HL7 Interface Standards – 3 Challenges

Introducing the Interoperability Tips Series from Caristix

If you’ve seen our HL7 Survival Guide, you know it’s chockablock full of valuable information for interoperability and HL7 projects. (If you haven’t seen the HL7 Survival Guide, get a copy here). We’re starting a series of brief snippets and actionable tips based on learnings from the Guide.

Use these tips to get your interoperability projects up and running, educate leadership on interoperability, and sell your vision.

Here’s the first tip.

Reading time: about 2 minutes

HL7-Interface-Standards-3-ChallengesTip 1: HL7 Interface Standards and 3 Challenges

When you’re starting with HL7, you need a clear idea of what you’re up against. Here are the three main challenges we routinely see with HL7 data. They’re all about format, content, and what the data really means.

1. Customizable HL7 Format

Version 2 among the HL7 interface standards specifies a data structure based on trigger events, segments, fields, and data types. The recommended structure must account for complex clinical workflows and data representations. This means that the standard allows for extensive customization even when product specifications exist. As a result of the many variances and adaptations of the HL7 interface standards, there’s no truly standard way that systems are implemented and data is handled. In other words, plug and play is not part of the vocabulary.

2. Configurable and Customizable HL7 Data Tables and Code Sets

HL7 interface standards provide a recommended set of data values for transactions. But the values can be customized. In fact, they should be customized or configured under certain circumstances. Again, this means that data can be handled differently in each system. Some translation and data mapping need to occur during data exchange so each system sends/receives data it can understand.

3. HL7 Data Semantics

Good data semantics implies that the meaning or intent of the data – not simply the data value itself – is exchanged accurately. It’s essential for HL7 interfaces to convey their interpretation of the HL7 interface standard in use – or confusion will ensue. It’s the difference between NA standing for “Not Applicable” or “No Allergies”.

Business Translation

What does this mean to a business leader?

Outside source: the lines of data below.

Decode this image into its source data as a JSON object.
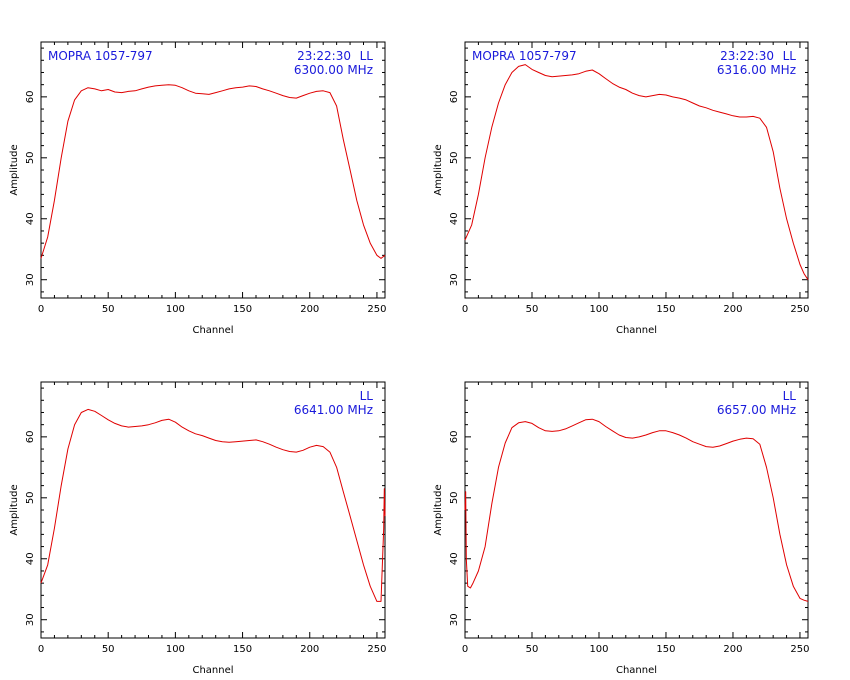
{
  "chart_data": [
    {
      "type": "line",
      "source": "MOPRA 1057-797",
      "time": "23:22:30",
      "polarization": "LL",
      "frequency": "6300.00 MHz",
      "xlabel": "Channel",
      "ylabel": "Amplitude",
      "xlim": [
        0,
        256
      ],
      "ylim": [
        27,
        69
      ],
      "xticks": [
        0,
        50,
        100,
        150,
        200,
        250
      ],
      "yticks": [
        30,
        40,
        50,
        60
      ],
      "line_color": "#e00000",
      "series": [
        {
          "x": [
            0,
            5,
            10,
            15,
            20,
            25,
            30,
            35,
            40,
            45,
            50,
            55,
            60,
            65,
            70,
            75,
            80,
            85,
            90,
            95,
            100,
            105,
            110,
            115,
            120,
            125,
            130,
            135,
            140,
            145,
            150,
            155,
            160,
            165,
            170,
            175,
            180,
            185,
            190,
            195,
            200,
            205,
            210,
            215,
            220,
            225,
            230,
            235,
            240,
            245,
            250,
            253,
            256
          ],
          "values": [
            33.5,
            37,
            43,
            50,
            56,
            59.5,
            61,
            61.5,
            61.3,
            61,
            61.2,
            60.8,
            60.7,
            60.9,
            61,
            61.3,
            61.6,
            61.8,
            61.9,
            62,
            61.9,
            61.5,
            61,
            60.6,
            60.5,
            60.4,
            60.7,
            61,
            61.3,
            61.5,
            61.6,
            61.8,
            61.7,
            61.3,
            61,
            60.6,
            60.2,
            59.9,
            59.8,
            60.2,
            60.6,
            60.9,
            61,
            60.7,
            58.5,
            53,
            48,
            43,
            39,
            36,
            34,
            33.5,
            34
          ]
        }
      ]
    },
    {
      "type": "line",
      "source": "MOPRA 1057-797",
      "time": "23:22:30",
      "polarization": "LL",
      "frequency": "6316.00 MHz",
      "xlabel": "Channel",
      "ylabel": "Amplitude",
      "xlim": [
        0,
        256
      ],
      "ylim": [
        27,
        69
      ],
      "xticks": [
        0,
        50,
        100,
        150,
        200,
        250
      ],
      "yticks": [
        30,
        40,
        50,
        60
      ],
      "line_color": "#e00000",
      "series": [
        {
          "x": [
            0,
            5,
            10,
            15,
            20,
            25,
            30,
            35,
            40,
            45,
            50,
            55,
            60,
            65,
            70,
            75,
            80,
            85,
            90,
            95,
            100,
            105,
            110,
            115,
            120,
            125,
            130,
            135,
            140,
            145,
            150,
            155,
            160,
            165,
            170,
            175,
            180,
            185,
            190,
            195,
            200,
            205,
            210,
            215,
            220,
            225,
            230,
            235,
            240,
            245,
            250,
            253,
            256
          ],
          "values": [
            36.5,
            39,
            44,
            50,
            55,
            59,
            62,
            64,
            65,
            65.3,
            64.5,
            64,
            63.5,
            63.3,
            63.4,
            63.5,
            63.6,
            63.8,
            64.2,
            64.4,
            63.8,
            63,
            62.2,
            61.6,
            61.2,
            60.6,
            60.2,
            60,
            60.2,
            60.4,
            60.3,
            60,
            59.8,
            59.5,
            59,
            58.5,
            58.2,
            57.8,
            57.5,
            57.2,
            56.9,
            56.7,
            56.7,
            56.8,
            56.5,
            55,
            51,
            45,
            40,
            36,
            32.5,
            31,
            30
          ]
        }
      ]
    },
    {
      "type": "line",
      "source": "",
      "time": "",
      "polarization": "LL",
      "frequency": "6641.00 MHz",
      "xlabel": "Channel",
      "ylabel": "Amplitude",
      "xlim": [
        0,
        256
      ],
      "ylim": [
        27,
        69
      ],
      "xticks": [
        0,
        50,
        100,
        150,
        200,
        250
      ],
      "yticks": [
        30,
        40,
        50,
        60
      ],
      "line_color": "#e00000",
      "series": [
        {
          "x": [
            0,
            5,
            10,
            15,
            20,
            25,
            30,
            35,
            40,
            45,
            50,
            55,
            60,
            65,
            70,
            75,
            80,
            85,
            90,
            95,
            100,
            105,
            110,
            115,
            120,
            125,
            130,
            135,
            140,
            145,
            150,
            155,
            160,
            165,
            170,
            175,
            180,
            185,
            190,
            195,
            200,
            205,
            210,
            215,
            220,
            225,
            230,
            235,
            240,
            245,
            250,
            253,
            255,
            255.5,
            256
          ],
          "values": [
            36,
            39,
            45,
            52,
            58,
            62,
            64,
            64.5,
            64.2,
            63.5,
            62.8,
            62.2,
            61.8,
            61.6,
            61.7,
            61.8,
            62,
            62.3,
            62.7,
            62.9,
            62.4,
            61.6,
            61,
            60.5,
            60.2,
            59.8,
            59.4,
            59.2,
            59.1,
            59.2,
            59.3,
            59.4,
            59.5,
            59.2,
            58.8,
            58.3,
            57.9,
            57.6,
            57.5,
            57.8,
            58.3,
            58.6,
            58.4,
            57.5,
            55,
            51,
            47,
            43,
            39,
            35.5,
            33,
            33,
            45,
            51.5,
            47
          ]
        }
      ]
    },
    {
      "type": "line",
      "source": "",
      "time": "",
      "polarization": "LL",
      "frequency": "6657.00 MHz",
      "xlabel": "Channel",
      "ylabel": "Amplitude",
      "xlim": [
        0,
        256
      ],
      "ylim": [
        27,
        69
      ],
      "xticks": [
        0,
        50,
        100,
        150,
        200,
        250
      ],
      "yticks": [
        30,
        40,
        50,
        60
      ],
      "line_color": "#e00000",
      "series": [
        {
          "x": [
            0,
            0.5,
            1,
            2,
            4,
            6,
            10,
            15,
            20,
            25,
            30,
            35,
            40,
            45,
            50,
            55,
            60,
            65,
            70,
            75,
            80,
            85,
            90,
            95,
            100,
            105,
            110,
            115,
            120,
            125,
            130,
            135,
            140,
            145,
            150,
            155,
            160,
            165,
            170,
            175,
            180,
            185,
            190,
            195,
            200,
            205,
            210,
            215,
            220,
            225,
            230,
            235,
            240,
            245,
            250,
            253,
            256
          ],
          "values": [
            48,
            51,
            40,
            35.5,
            35.2,
            36,
            38,
            42,
            49,
            55,
            59,
            61.5,
            62.3,
            62.5,
            62.2,
            61.5,
            61,
            60.9,
            61,
            61.3,
            61.8,
            62.3,
            62.8,
            62.9,
            62.5,
            61.7,
            61,
            60.3,
            59.9,
            59.8,
            60,
            60.3,
            60.7,
            61,
            61,
            60.7,
            60.3,
            59.8,
            59.2,
            58.8,
            58.4,
            58.3,
            58.5,
            58.9,
            59.3,
            59.6,
            59.8,
            59.7,
            58.8,
            55,
            50,
            44,
            39,
            35.5,
            33.5,
            33.2,
            33
          ]
        }
      ]
    }
  ]
}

First, keep in mind that just about every interoperability project relies on HL7 data. And with HL7 interface standards today, there is no such thing as plug and play. Why? Because of those 3 challenges around format, content, and what the data actually means.

You might be wondering: won’t Meaningful Use Stage 2 fix these problems? No. Meaningful Use prescribes a broad, basic format and broad, basic content. But each and every provider still has customizations – choices – to make. These choices depend on the meaning (or semantics) of their data. The way to speed up interoperability and interfacing delivery is to fully capture  business and technical requirements up front, and convey them accurately and completely to developers.

Address the challenges that come with HL7 interface standards. Get the right resources – people, technology and processes – to capture those requirements and overcome these hurdles.